Toutefois, il semble que les effets pouvant être attendus de la baisse
des prix prévue soient plus incertains que ne le suppose la Commission,
et que les modalités de la compensation envisagée puissent
entraîner de graves déséquilibres.
Dans le cas des
grandes cultures,
l'alignement des aides aux cultures
des oléagineux sur celles accordées aux cultures
céréalières pourrait conduire à des distorsions.
Cette formule, souligne la Commission, permettrait à l'agriculture
Européenne de se libérer des contraintes de l'accord de Blair
House conduisant à limiter les surfaces pouvant être
plantées en oléagineux. En réalité, son effet
principal serait d'entraîner une diminution très sensible de la
production Européenne d'oléagineux, les agriculteurs ayant
intérêt à se tourner vers les cultures
céréalières, plus rentables et bénéficiant
des mécanismes régulateurs communautaires qui ne jouent pas pour
les productions oléagineuses. Le risque serait particulièrement
accentué en cas de forte hausse du prix des céréales, qui
pourrait entraîner une baisse généralisée des aides
(
36(
*
)
) et dissuader de ce fait
doublement la production d'oléagineux.
On aboutirait ainsi à un paradoxe : la production Européenne
d'oléagineux se réduirait alors que la Communauté est
fortement déficitaire dans ce domaine, où elle couvre moins du
tiers de ses besoins, tandis que la production céréalière,
qui est largement excédentaire, se trouverait encouragée, ce qui
pourrait conduire à un encombrement du marché.

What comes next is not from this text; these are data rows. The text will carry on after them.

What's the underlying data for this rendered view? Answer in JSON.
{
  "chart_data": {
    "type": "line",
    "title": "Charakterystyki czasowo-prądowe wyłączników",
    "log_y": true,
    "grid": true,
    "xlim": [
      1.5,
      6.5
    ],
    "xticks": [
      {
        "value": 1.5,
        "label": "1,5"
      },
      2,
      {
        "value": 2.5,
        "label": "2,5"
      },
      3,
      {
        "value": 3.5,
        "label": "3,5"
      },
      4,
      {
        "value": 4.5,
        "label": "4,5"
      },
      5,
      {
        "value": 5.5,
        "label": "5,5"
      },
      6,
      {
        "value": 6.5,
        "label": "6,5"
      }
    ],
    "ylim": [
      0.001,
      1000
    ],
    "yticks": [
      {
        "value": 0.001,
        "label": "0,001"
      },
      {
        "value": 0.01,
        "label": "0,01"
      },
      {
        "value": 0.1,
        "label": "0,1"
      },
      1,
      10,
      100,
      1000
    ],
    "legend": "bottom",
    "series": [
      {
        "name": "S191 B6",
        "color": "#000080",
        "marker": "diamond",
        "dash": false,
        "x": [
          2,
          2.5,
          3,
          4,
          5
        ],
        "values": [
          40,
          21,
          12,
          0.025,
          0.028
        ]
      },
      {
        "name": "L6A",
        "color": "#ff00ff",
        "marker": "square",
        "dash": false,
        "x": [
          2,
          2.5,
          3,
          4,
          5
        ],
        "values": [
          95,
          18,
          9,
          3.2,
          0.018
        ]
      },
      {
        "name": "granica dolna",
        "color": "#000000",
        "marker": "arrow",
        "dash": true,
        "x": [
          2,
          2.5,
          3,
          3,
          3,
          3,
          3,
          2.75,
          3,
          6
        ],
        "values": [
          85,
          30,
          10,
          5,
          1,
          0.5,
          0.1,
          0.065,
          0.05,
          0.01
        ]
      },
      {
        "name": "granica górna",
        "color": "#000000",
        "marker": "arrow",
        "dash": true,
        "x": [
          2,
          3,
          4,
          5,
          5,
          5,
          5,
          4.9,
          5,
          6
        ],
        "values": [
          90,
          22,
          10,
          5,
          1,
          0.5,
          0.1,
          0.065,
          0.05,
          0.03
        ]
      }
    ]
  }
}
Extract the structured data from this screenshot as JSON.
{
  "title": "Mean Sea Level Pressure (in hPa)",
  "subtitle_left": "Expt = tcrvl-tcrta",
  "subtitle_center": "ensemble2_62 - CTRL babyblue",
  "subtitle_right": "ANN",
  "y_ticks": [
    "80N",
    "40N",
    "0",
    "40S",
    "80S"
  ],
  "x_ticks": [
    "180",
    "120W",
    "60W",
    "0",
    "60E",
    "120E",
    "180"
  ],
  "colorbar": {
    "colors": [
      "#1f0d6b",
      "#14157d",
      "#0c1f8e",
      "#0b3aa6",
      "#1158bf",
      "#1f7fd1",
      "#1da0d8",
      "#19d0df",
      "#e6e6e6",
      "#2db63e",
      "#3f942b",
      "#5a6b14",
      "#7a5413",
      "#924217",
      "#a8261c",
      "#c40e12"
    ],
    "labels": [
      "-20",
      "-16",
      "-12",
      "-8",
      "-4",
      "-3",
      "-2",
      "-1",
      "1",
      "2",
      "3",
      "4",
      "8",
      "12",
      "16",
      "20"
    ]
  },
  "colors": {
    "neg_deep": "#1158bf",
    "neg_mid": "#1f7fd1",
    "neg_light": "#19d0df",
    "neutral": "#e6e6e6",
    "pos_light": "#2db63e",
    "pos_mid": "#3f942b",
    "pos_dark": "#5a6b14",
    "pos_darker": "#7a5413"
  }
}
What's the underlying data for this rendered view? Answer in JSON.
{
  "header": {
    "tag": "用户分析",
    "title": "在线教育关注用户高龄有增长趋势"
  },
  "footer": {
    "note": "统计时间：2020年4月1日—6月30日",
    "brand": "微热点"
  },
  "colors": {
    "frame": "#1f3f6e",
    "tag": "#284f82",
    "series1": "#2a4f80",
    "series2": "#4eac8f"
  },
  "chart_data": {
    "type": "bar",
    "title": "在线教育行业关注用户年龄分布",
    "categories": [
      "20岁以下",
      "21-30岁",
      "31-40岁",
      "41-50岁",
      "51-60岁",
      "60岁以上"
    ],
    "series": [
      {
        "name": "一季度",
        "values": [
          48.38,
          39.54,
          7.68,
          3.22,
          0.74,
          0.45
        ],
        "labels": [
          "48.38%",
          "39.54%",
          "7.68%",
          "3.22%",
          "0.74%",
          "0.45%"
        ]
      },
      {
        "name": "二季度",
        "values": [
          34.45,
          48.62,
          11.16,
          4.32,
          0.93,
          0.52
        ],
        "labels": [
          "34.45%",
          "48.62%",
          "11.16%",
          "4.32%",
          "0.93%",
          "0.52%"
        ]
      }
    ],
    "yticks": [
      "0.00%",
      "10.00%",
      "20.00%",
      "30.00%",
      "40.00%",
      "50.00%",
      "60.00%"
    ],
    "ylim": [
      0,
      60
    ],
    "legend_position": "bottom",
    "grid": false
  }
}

Cette distorsion s'accompagnerait d'un déséquilibre entre les
régions, les zones où les cultures oléagineuses
correspondent à des contraintes d'assolement se trouvant
défavorisées. Ce phénomène pourrait être
aggravé par la compensation seulement partielle de la baisse des prix,
qui sera proportionnellement mieux supportée par les exploitations
situées dans des zones bénéficiant d'avantages comparatifs
: la production devrait avoir dès lors plus tendance qu'aujourd'hui
à se concentrer dans les zones les plus productives, à rebours
des objectifs de développement rural que la Commission met par ailleurs
en avant.
La forte baisse des prix prévue dans le cadre de la
viande
bovine
pourrait également susciter de
graves
déséquilibres
, sans pour autant permettre d'atteindre les
objectifs qui la justifient en principe.
Certes, à supposer qu'une baisse du prix des céréales soit
décidée, une répercussion sur le prix de la viande bovine
paraît indispensable pour préserver l'équilibre entre les
différents types de viande sur le marché Européen. Mais
une forte baisse principalement destinée à conquérir des
marchés extérieurs, et compensée seulement en partie par
des aides directes, soulève des difficultés d'une autre ampleur.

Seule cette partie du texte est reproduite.